There are a few sequences here, featuring wampas busting through walls in the base, attacking R2-D2, and so forth. It comes across as more comedic than serious, as if the creature from Denizen was attacking the rebels, so it’s easy to see why the sequences were cut.
“Yoda’s Test” Yoda attempts to float a silver bar in front of Luke on Dagobah, and Luke attempts to cut it into pieces with his lightsaber before it hits the ground. The effect was never completed, but the scene is interesting, if only because Yoda never seemed to be all that concerned with Luke’s lightsaber skills while he was training him, only his mental capacity. Whether or not his concern with Luke’s skills with the blade is relevant or not is an interesting question.
Episode VI: Return Of The Jedi
“Vader’s Arrival And Reaching Out To Luke” A few alternate angles on Vader’s early-film discussion with Piett about the Emperor’s imminent arrival, but the dialogue remains the same. That segues into a short scene where Vader attempts to commune with Luke via his meditation chamber, giving some nice little “Loooooooke...LOOOOOOKE” dialogue moments.
Cut to Luke on Tatooine, attempting to ignore Vader while finishing up his new lightsaber. C-3PO and R2-D2 join him in his little cave, then walk outside to check out a matte painting, showing both the Millennium Falcon and Luke’s X-Wing parked next to it. The pair of droids discuss their plan to arrive at Jabba’s Palace on their own, while Luke finishes up and lags behind.
“Tatooine Sandstorm” A two-minute sequence as Lando, Han, Leia, and the rest of the gang attempts to make it through a sandstorm to reach Red 5 and the Millennium Falcon, then say their goodbyes as Luke peels off to head to Dagobah.
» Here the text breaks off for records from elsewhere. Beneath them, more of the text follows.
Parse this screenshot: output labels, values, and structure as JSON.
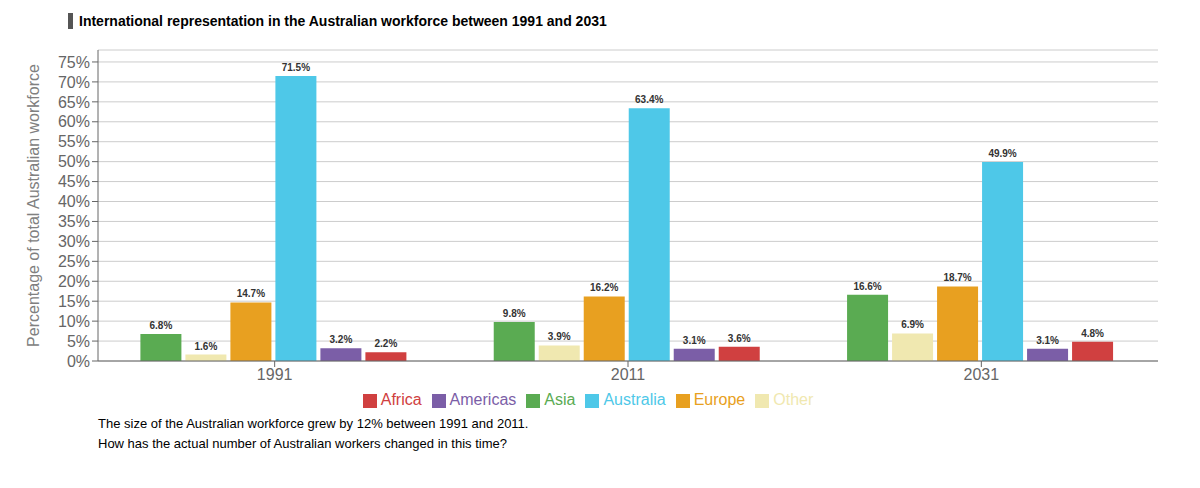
{
  "chart_data": {
    "type": "bar",
    "title": "International representation in the Australian workforce between 1991 and 2031",
    "ylabel": "Percentage of total Australian workforce",
    "annotations": [
      "The size of the Australian workforce grew by 12% between 1991 and 2011.",
      "How has the actual number of Australian workers changed in this time?"
    ],
    "categories": [
      "1991",
      "2011",
      "2031"
    ],
    "series": [
      {
        "name": "Asia",
        "color": "#5aab52",
        "values": [
          6.8,
          9.8,
          16.6
        ],
        "value_labels": [
          "6.8%",
          "9.8%",
          "16.6%"
        ]
      },
      {
        "name": "Other",
        "color": "#f0e8b0",
        "values": [
          1.6,
          3.9,
          6.9
        ],
        "value_labels": [
          "1.6%",
          "3.9%",
          "6.9%"
        ]
      },
      {
        "name": "Europe",
        "color": "#e8a020",
        "values": [
          14.7,
          16.2,
          18.7
        ],
        "value_labels": [
          "14.7%",
          "16.2%",
          "18.7%"
        ]
      },
      {
        "name": "Australia",
        "color": "#4ec8e8",
        "values": [
          71.5,
          63.4,
          49.9
        ],
        "value_labels": [
          "71.5%",
          "63.4%",
          "49.9%"
        ]
      },
      {
        "name": "Americas",
        "color": "#7b5ea7",
        "values": [
          3.2,
          3.1,
          3.1
        ],
        "value_labels": [
          "3.2%",
          "3.1%",
          "3.1%"
        ]
      },
      {
        "name": "Africa",
        "color": "#d04040",
        "values": [
          2.2,
          3.6,
          4.8
        ],
        "value_labels": [
          "2.2%",
          "3.6%",
          "4.8%"
        ]
      }
    ],
    "ylim": [
      0,
      78
    ],
    "yticks": [
      {
        "value": 0,
        "label": "0%"
      },
      {
        "value": 5,
        "label": "5%"
      },
      {
        "value": 10,
        "label": "10%"
      },
      {
        "value": 15,
        "label": "15%"
      },
      {
        "value": 20,
        "label": "20%"
      },
      {
        "value": 25,
        "label": "25%"
      },
      {
        "value": 30,
        "label": "30%"
      },
      {
        "value": 35,
        "label": "35%"
      },
      {
        "value": 40,
        "label": "40%"
      },
      {
        "value": 45,
        "label": "45%"
      },
      {
        "value": 50,
        "label": "50%"
      },
      {
        "value": 55,
        "label": "55%"
      },
      {
        "value": 60,
        "label": "60%"
      },
      {
        "value": 65,
        "label": "65%"
      },
      {
        "value": 70,
        "label": "70%"
      },
      {
        "value": 75,
        "label": "75%"
      }
    ],
    "grid": true,
    "legend": "bottom",
    "data_labels": true
  }
}
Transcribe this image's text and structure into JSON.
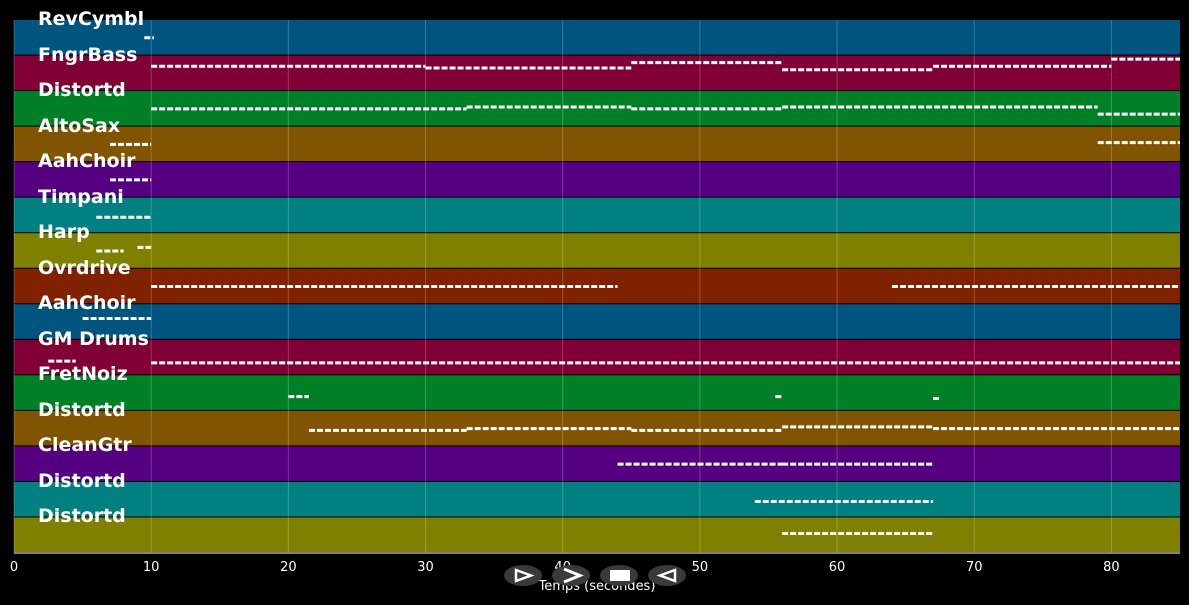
{
  "tracks": [
    {
      "name": "RevCymbl",
      "color": "#005480"
    },
    {
      "name": "FngrBass",
      "color": "#800035"
    },
    {
      "name": "Distortd",
      "color": "#008026"
    },
    {
      "name": "AltoSax",
      "color": "#805400"
    },
    {
      "name": "AahChoir",
      "color": "#550080"
    },
    {
      "name": "Timpani",
      "color": "#008080"
    },
    {
      "name": "Harp",
      "color": "#808000"
    },
    {
      "name": "Ovrdrive",
      "color": "#802200"
    },
    {
      "name": "AahChoir",
      "color": "#005480"
    },
    {
      "name": "GM Drums",
      "color": "#800035"
    },
    {
      "name": "FretNoiz",
      "color": "#008026"
    },
    {
      "name": "Distortd",
      "color": "#805400"
    },
    {
      "name": "CleanGtr",
      "color": "#550080"
    },
    {
      "name": "Distortd",
      "color": "#008080"
    },
    {
      "name": "Distortd",
      "color": "#808000"
    }
  ],
  "axis": {
    "xlabel": "Temps (secondes)",
    "xmin": 0,
    "xmax": 85,
    "ticks": [
      "0",
      "10",
      "20",
      "30",
      "40",
      "50",
      "60",
      "70",
      "80"
    ]
  },
  "notes": [
    {
      "track": 0,
      "segments": [
        [
          9.5,
          10.2,
          0.5
        ]
      ]
    },
    {
      "track": 1,
      "segments": [
        [
          10,
          30,
          0.3
        ],
        [
          30,
          45,
          0.35
        ],
        [
          45,
          56,
          0.2
        ],
        [
          56,
          67,
          0.4
        ],
        [
          67,
          80,
          0.3
        ],
        [
          80,
          85,
          0.1
        ]
      ]
    },
    {
      "track": 2,
      "segments": [
        [
          10,
          33,
          0.5
        ],
        [
          33,
          45,
          0.45
        ],
        [
          45,
          56,
          0.5
        ],
        [
          56,
          79,
          0.45
        ],
        [
          79,
          85,
          0.65
        ]
      ]
    },
    {
      "track": 3,
      "segments": [
        [
          7,
          10,
          0.5
        ],
        [
          79,
          85,
          0.45
        ]
      ]
    },
    {
      "track": 4,
      "segments": [
        [
          7,
          10,
          0.5
        ]
      ]
    },
    {
      "track": 5,
      "segments": [
        [
          6,
          10,
          0.55
        ]
      ]
    },
    {
      "track": 6,
      "segments": [
        [
          6,
          8,
          0.5
        ],
        [
          9,
          10,
          0.4
        ]
      ]
    },
    {
      "track": 7,
      "segments": [
        [
          10,
          44,
          0.5
        ],
        [
          64,
          85,
          0.5
        ]
      ]
    },
    {
      "track": 8,
      "segments": [
        [
          5,
          10,
          0.4
        ]
      ]
    },
    {
      "track": 9,
      "segments": [
        [
          2.5,
          4.5,
          0.6
        ],
        [
          10,
          85,
          0.65
        ]
      ]
    },
    {
      "track": 10,
      "segments": [
        [
          20,
          21.5,
          0.6
        ],
        [
          55.5,
          56,
          0.6
        ],
        [
          67,
          67.5,
          0.65
        ]
      ]
    },
    {
      "track": 11,
      "segments": [
        [
          21.5,
          33,
          0.55
        ],
        [
          33,
          45,
          0.5
        ],
        [
          45,
          56,
          0.55
        ],
        [
          56,
          67,
          0.45
        ],
        [
          67,
          85,
          0.5
        ]
      ]
    },
    {
      "track": 12,
      "segments": [
        [
          44,
          56,
          0.5
        ],
        [
          56,
          67,
          0.5
        ]
      ]
    },
    {
      "track": 13,
      "segments": [
        [
          54,
          67,
          0.55
        ]
      ]
    },
    {
      "track": 14,
      "segments": [
        [
          56,
          67,
          0.45
        ]
      ]
    }
  ],
  "controls": [
    {
      "name": "play-button",
      "icon": "play-icon"
    },
    {
      "name": "forward-button",
      "icon": "forward-icon"
    },
    {
      "name": "stop-button",
      "icon": "stop-icon"
    },
    {
      "name": "rewind-button",
      "icon": "rewind-icon"
    }
  ]
}
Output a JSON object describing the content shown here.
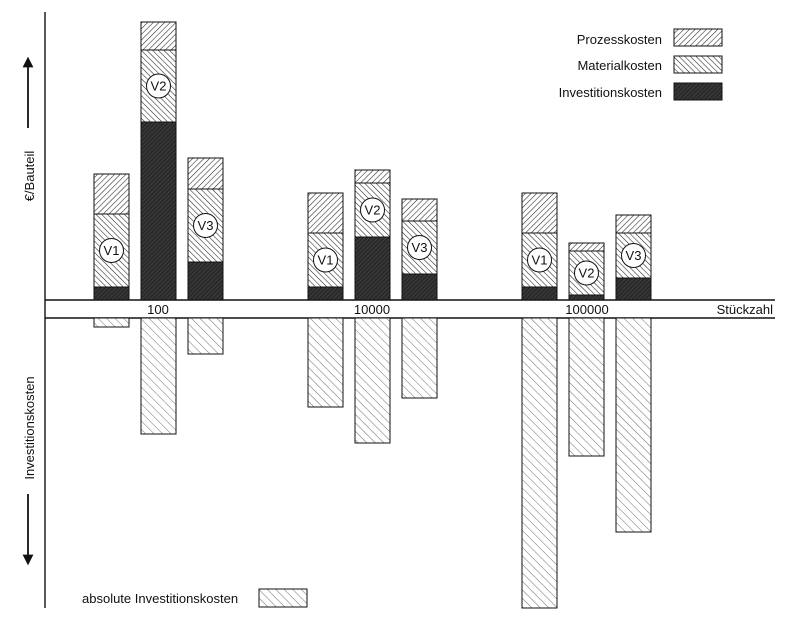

Luke comes across as a bit fey here; Hamill’s trying really hard to make Luke seem wise and serene, but it just comes across as a bit creepy. The dialogue is almost inaudible, to the point where subtitles have been added; it was never re-recorded as it was the first scene to be cut from the film. The replacement scene in ROTJ, where Luke says his goodbyes from his X-Wing, works much better.
“Rebel Raid On The Bunker” A small scene from Han’s assault on the energy shield bunker on Endor. In the theatrical cut, they basically walk in and take the place over; here Han and his crew have to take out a couple dozen stormtroopers before they can plant their charges. It looks a little ludicrous, as he and three or four soldiers manage to lay waste to to a squad of soldiers on their own. Funny little moment at the end, though, as Harrison Ford reacts to the famous put-down the Imperial throws his way by retorting with “Scuuuum?” with his hands on his hips.
I haven't had much time to poke around the Prequel Trilogy bonus disc yet, although I did stumble across a short scene where Dominic West, of all people, plays a critical role.